On this date in 1926 Aimee Semple McPherson disappeared from Ocean Park Beach near Los Angeles. What happened next continues to be a matter of controversy. “Sister Aimee” was a radio evangelist with millions of followers. Her Foursquare Church was her platform for her preaching that was in its time even more popular than Billy Sunday. At that evening’s service her Mother announced her death by drowning. There followed a series of handwritten ransom notes (in handwriting very similar to Aimee’s) demanding a ransom for her return. On June 23rd she stumbled out of the desert in a small Mexican town across from Douglas, Arizona.
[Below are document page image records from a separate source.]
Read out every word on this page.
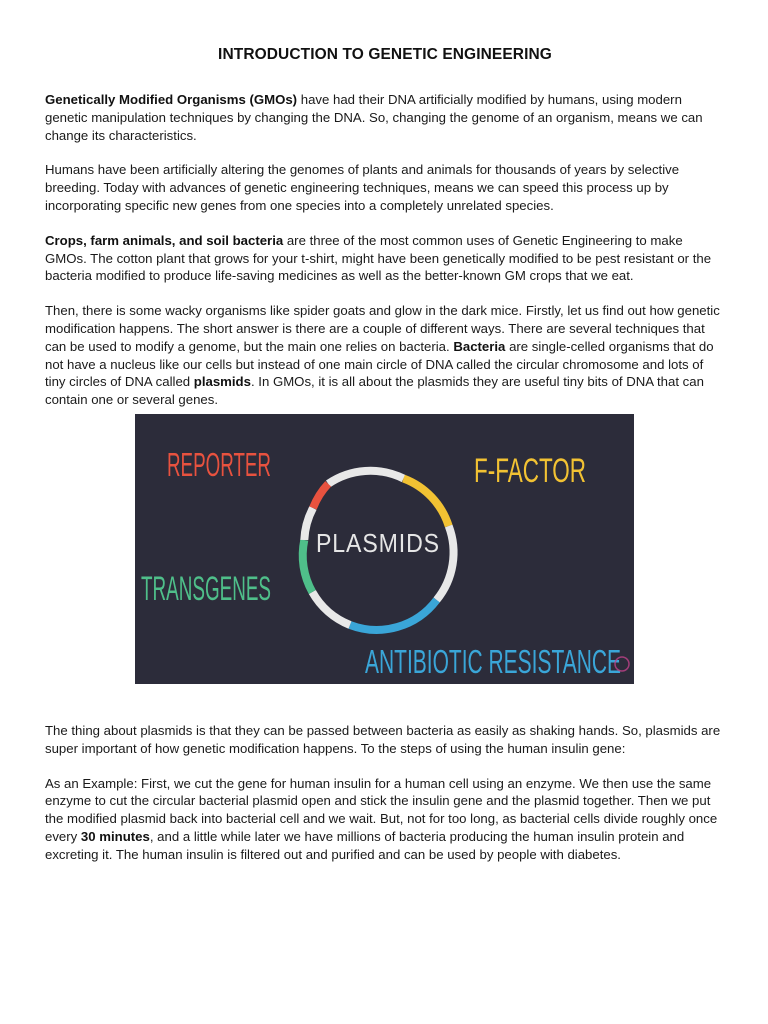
INTRODUCTION TO GENETIC ENGINEERING

Genetically Modified Organisms (GMOs) have had their DNA artificially modified by humans, using modern genetic manipulation techniques by changing the DNA. So, changing the genome of an organism, means we can change its characteristics.

Humans have been artificially altering the genomes of plants and animals for thousands of years by selective breeding. Today with advances of genetic engineering techniques, means we can speed this process up by incorporating specific new genes from one species into a completely unrelated species.

Crops, farm animals, and soil bacteria are three of the most common uses of Genetic Engineering to make GMOs. The cotton plant that grows for your t-shirt, might have been genetically modified to be pest resistant or the bacteria modified to produce life-saving medicines as well as the better-known GM crops that we eat.

Then, there is some wacky organisms like spider goats and glow in the dark mice. Firstly, let us find out how genetic modification happens. The short answer is there are a couple of different ways. There are several techniques that can be used to modify a genome, but the main one relies on bacteria. Bacteria are single-celled organisms that do not have a nucleus like our cells but instead of one main circle of DNA called the circular chromosome and lots of tiny circles of DNA called plasmids. In GMOs, it is all about the plasmids they are useful tiny bits of DNA that can contain one or several genes.

PLASMIDS
REPORTER	F-FACTOR
TRANSGENES
ANTIBIOTIC RESISTANCE

The thing about plasmids is that they can be passed between bacteria as easily as shaking hands. So, plasmids are super important of how genetic modification happens. To the steps of using the human insulin gene:

As an Example: First, we cut the gene for human insulin for a human cell using an enzyme. We then use the same enzyme to cut the circular bacterial plasmid open and stick the insulin gene and the plasmid together. Then we put the modified plasmid back into bacterial cell and we wait. But, not for too long, as bacterial cells divide roughly once every 30 minutes, and a little while later we have millions of bacteria producing the human insulin protein and excreting it. The human insulin is filtered out and purified and can be used by people with diabetes.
She claimed to have been kidnapped by three people, “Steve”, “Mexicali Rose” and an unidentified third person. But various witnesses testified she was spotted shacked up with her married boyfriend Kenneth G. Ormiston in Carmel-by-the-Sea. There followed grand jury investigations and a trial but through missing evidence, witness recantations and evidence that was determined to be fake (which may or may not have been planted by one side or the other) no determination of fact was ever made. Her case was made famous again in 1964 when Pete Seeger recorded The Ballad of Aimee McPherson that contains the lyrics
“They found a cottage with a breakfast nook,
A folding bed with a worn-out look.
The slats were busted and the springs were loose,
And the dents in the mattress fitted Aimee’s caboose.”